NEW MEGMEISTER 3D WAS SYSTEM TECHNOLOGY SET TO REVOLUTIONISE SADDLE COMFORT
Posted on January 31 2021
Saddle discomfort is an issue that affects most cyclists, especially those spending a long time in the saddle (recent research shows that 94% of cyclists have physical complaints while riding and that 64% experience saddle pain). Whilst there are a number of reasons for this, including proper bike setup, posture and the saddle, clothing and padding (chamois) can undoubtedly also be major factors. This is why our team at Megmeister have concentrated their efforts on developing a new, technological approach to padding that raises the bar when it comes to deliver rider comfort.
A little known fact
Despite their racy price tags, most mid to high-end shorts actually use the exact same padding. That’s because there is one company that manufactures a very good range of foam material and sells it to many brands who then incorporate it into their bib shorts. Each brand may name their padding differently but essentially it’s the same foam being used.
Don’t get us wrong, as foam padding goes this is great quality, but we sensed there was an opportunity for cycle padding to get a long overdue upgrade and this is what we set out to achieve two years ago when we embarked on the development of our 3D WAS system.

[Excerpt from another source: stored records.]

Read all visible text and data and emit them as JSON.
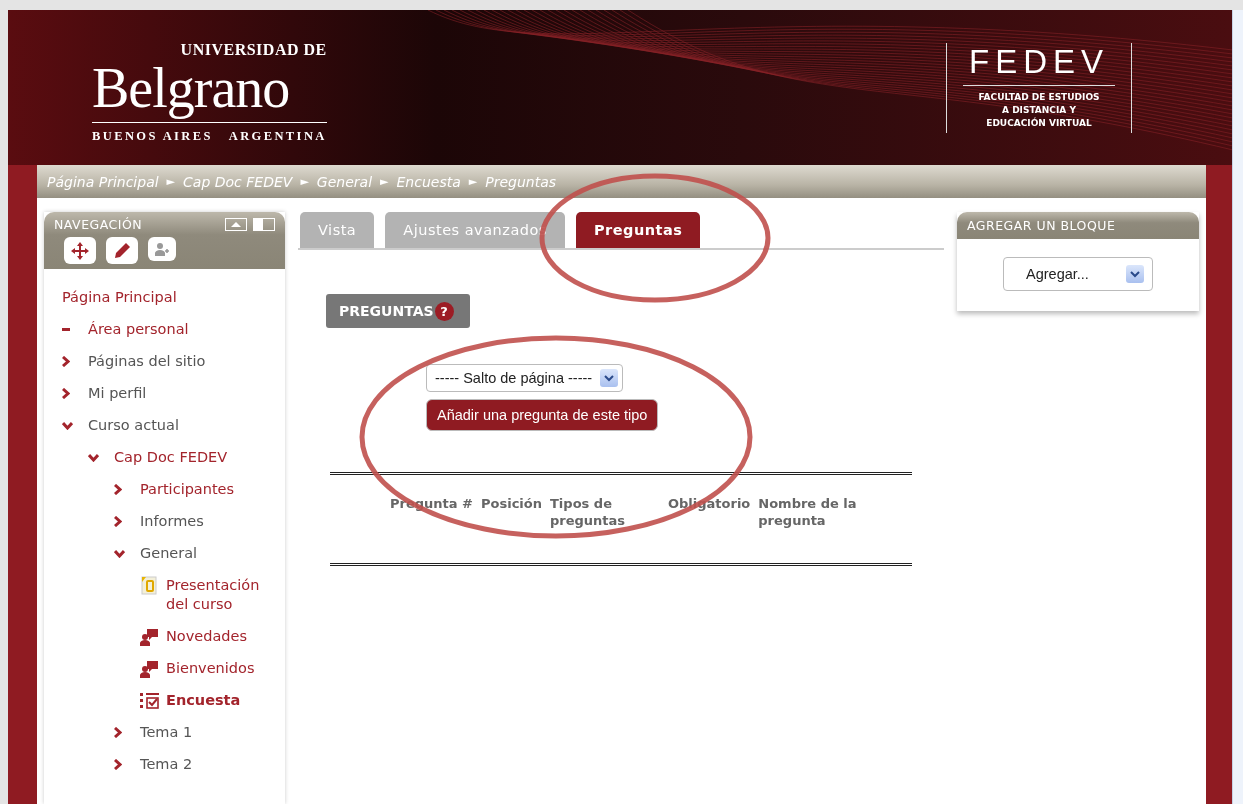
{
  "header": {
    "logo": {
      "top": "UNIVERSIDAD DE",
      "name": "Belgrano",
      "bottom": "BUENOS AIRES   ARGENTINA"
    },
    "faculty": {
      "acronym": "FEDEV",
      "lines": [
        "FACULTAD DE ESTUDIOS",
        "A DISTANCIA Y",
        "EDUCACIÓN VIRTUAL"
      ]
    }
  },
  "breadcrumb": [
    "Página Principal",
    "Cap Doc FEDEV",
    "General",
    "Encuesta",
    "Preguntas"
  ],
  "breadcrumb_separator": "►",
  "navigation": {
    "title": "NAVEGACIÓN",
    "items": [
      {
        "label": "Página Principal",
        "kind": "root",
        "linked": true,
        "selected": false
      },
      {
        "label": "Área personal",
        "kind": "leaf",
        "linked": true,
        "selected": false
      },
      {
        "label": "Páginas del sitio",
        "kind": "branch",
        "expanded": false,
        "linked": false,
        "selected": false
      },
      {
        "label": "Mi perfil",
        "kind": "branch",
        "expanded": false,
        "linked": false,
        "selected": false
      },
      {
        "label": "Curso actual",
        "kind": "branch",
        "expanded": true,
        "linked": false,
        "selected": false,
        "children": [
          {
            "label": "Cap Doc FEDEV",
            "kind": "branch",
            "expanded": true,
            "linked": true,
            "selected": false,
            "children": [
              {
                "label": "Participantes",
                "kind": "branch",
                "expanded": false,
                "linked": true,
                "selected": false
              },
              {
                "label": "Informes",
                "kind": "branch",
                "expanded": false,
                "linked": false,
                "selected": false
              },
              {
                "label": "General",
                "kind": "branch",
                "expanded": true,
                "linked": false,
                "selected": false,
                "children": [
                  {
                    "label": "Presentación del curso",
                    "kind": "page",
                    "linked": true,
                    "selected": false
                  },
                  {
                    "label": "Novedades",
                    "kind": "forum",
                    "linked": true,
                    "selected": false
                  },
                  {
                    "label": "Bienvenidos",
                    "kind": "forum",
                    "linked": true,
                    "selected": false
                  },
                  {
                    "label": "Encuesta",
                    "kind": "survey",
                    "linked": true,
                    "selected": true
                  }
                ]
              },
              {
                "label": "Tema 1",
                "kind": "branch",
                "expanded": false,
                "linked": false,
                "selected": false
              },
              {
                "label": "Tema 2",
                "kind": "branch",
                "expanded": false,
                "linked": false,
                "selected": false
              }
            ]
          }
        ]
      }
    ]
  },
  "tabs": [
    {
      "label": "Vista",
      "selected": false
    },
    {
      "label": "Ajustes avanzados",
      "selected": false
    },
    {
      "label": "Preguntas",
      "selected": true
    }
  ],
  "section": {
    "title": "PREGUNTAS",
    "help": "?",
    "question_type": {
      "value": "----- Salto de página -----"
    },
    "add_button": "Añadir una pregunta de este tipo"
  },
  "table": {
    "columns": [
      "Pregunta #",
      "Posición",
      "Tipos de preguntas",
      "Obligatorio",
      "Nombre de la pregunta"
    ]
  },
  "add_block": {
    "title": "AGREGAR UN BLOQUE",
    "select": {
      "value": "Agregar..."
    }
  },
  "annotations": [
    {
      "kind": "ellipse"
    },
    {
      "kind": "ellipse"
    }
  ]
}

Before we started the development process we undertook a full analysis of what products are available on the market and across the price spectrum. Initially we pressure mapped these shorts with the help of specialised gebiomized pressure mapping equipment. The accurate data we gathered on each set of padding effectively showed us how well each performed under a variety of conditions.
Surprisingly we discovered that some of the more expensive brands’ shorts did no better in testing than the less premium brands. This was not necessarily surprising given that most pads are sourced from the same place. However, the findings certainly raised some eyebrows amongst those of us that had shelled out big bucks for so-called premium brand shorts.
From the data we could see there was much room for improvement and we realised that to innovate we would need re-think the whole pad design and production process. Following our data and being guided by the science, we focused on the issue of ‘suspension’ in other industries. For example, we investigated suspension mechanics in cars and airplanes and once we gained a deep understanding of the problem we began to look at what a possible solution should look like. Ultimately, we knew that to create new levels of comfort we would have to specifically engineer and develop our own fabric with inbuilt damping qualities, similar to the suspension on cars.
Why cars? The importance of spring v damper
In car technology there are two physical operations involved - springing and damping. You need both. Most cars use steel springs for the springing and fluid-filled dampers (also known as shock absorbers, but that's a misnomer as its actually the springs that absorb the shocks) for the damping.
The springs support the weight of the car, but allow movement under load in order to smooth the ride. The force they require to compress is proportional to the distance they are compressed - so to move 2cm takes twice the force as to move 1cm. However, because of conservation of energy, if they were not damped the suspension would continue to bounce after a bump, which could allow the wheel to temporarily lose contact with the road, reducing grip.
The dampers reduce this bouncing. The force required to compress (or expand) a damper is proportional to the speed at which it is compressed (or expanded), not the distance.
We wanted to apply this science - matching spring and damper rates to the pressure created by cyclists. And this proved one of the more difficult tasks in our pad development.
The difference between suspension and impact absorbing
To understand the Megmeister solution, imagine the foam placed around a child’s trampoline to break the child’s fall. If the child does fall the foam acts to absorb the child’s energy on impact, safely and effectively. And this is how most bib short padding works. However, whilst most bib shorts absorb the initial impact, once pressure is applied to the foam it absorbs the pressure but it does not bounce back quickly.
This means that if you have sat on your bike for any length of time you have pressed all the air out of the pad and greatly diminished its damping qualities. So, what felt wonderful in the shop, does not necessarily feel so great 20 minutes into your ride.
It was clear to us that we needed a new padding material that whilst it would absorb the initial impact would also quickly go back to its original state to deal with the next impact, that’s what we call suspension. This is a totally new concept in chamois design and also the missing link in bib shorts in general.
After a lot of trial and error, we designed a fabric ourselves that creates a similar damping effect as the suspension on cars. We figured that we could create damping between two outer layers of our fabric, by filling the space with threads that act as shock absorbers in the shape of an 8.
Then we enlisted the help of an Italian pad maker to create a professional pad that might look similar to what cyclists are used to but has far superior performance. The result is our Megmeister 3D Warp Aero Suspension (WAS) System,
The moment of truth
The only way to properly test how successful our new pad technology is was to pressure map re-test the best of the existing pads on the market in competition with our new 3D WAS system.
Under strict scientific control conditions (because as a tech led company we wouldn’t want to kid ourselves) we put our technology to the test against four of the top brands out there. What’s more, we undertook our tests in 4 different labs in 4 different countries with several different riders.
And the result? Truly amazing - as our new 3D WAS System, turned out to create significantly better pressure distribution than all the other brands. Which we know results in a more comfortable, pain free ride.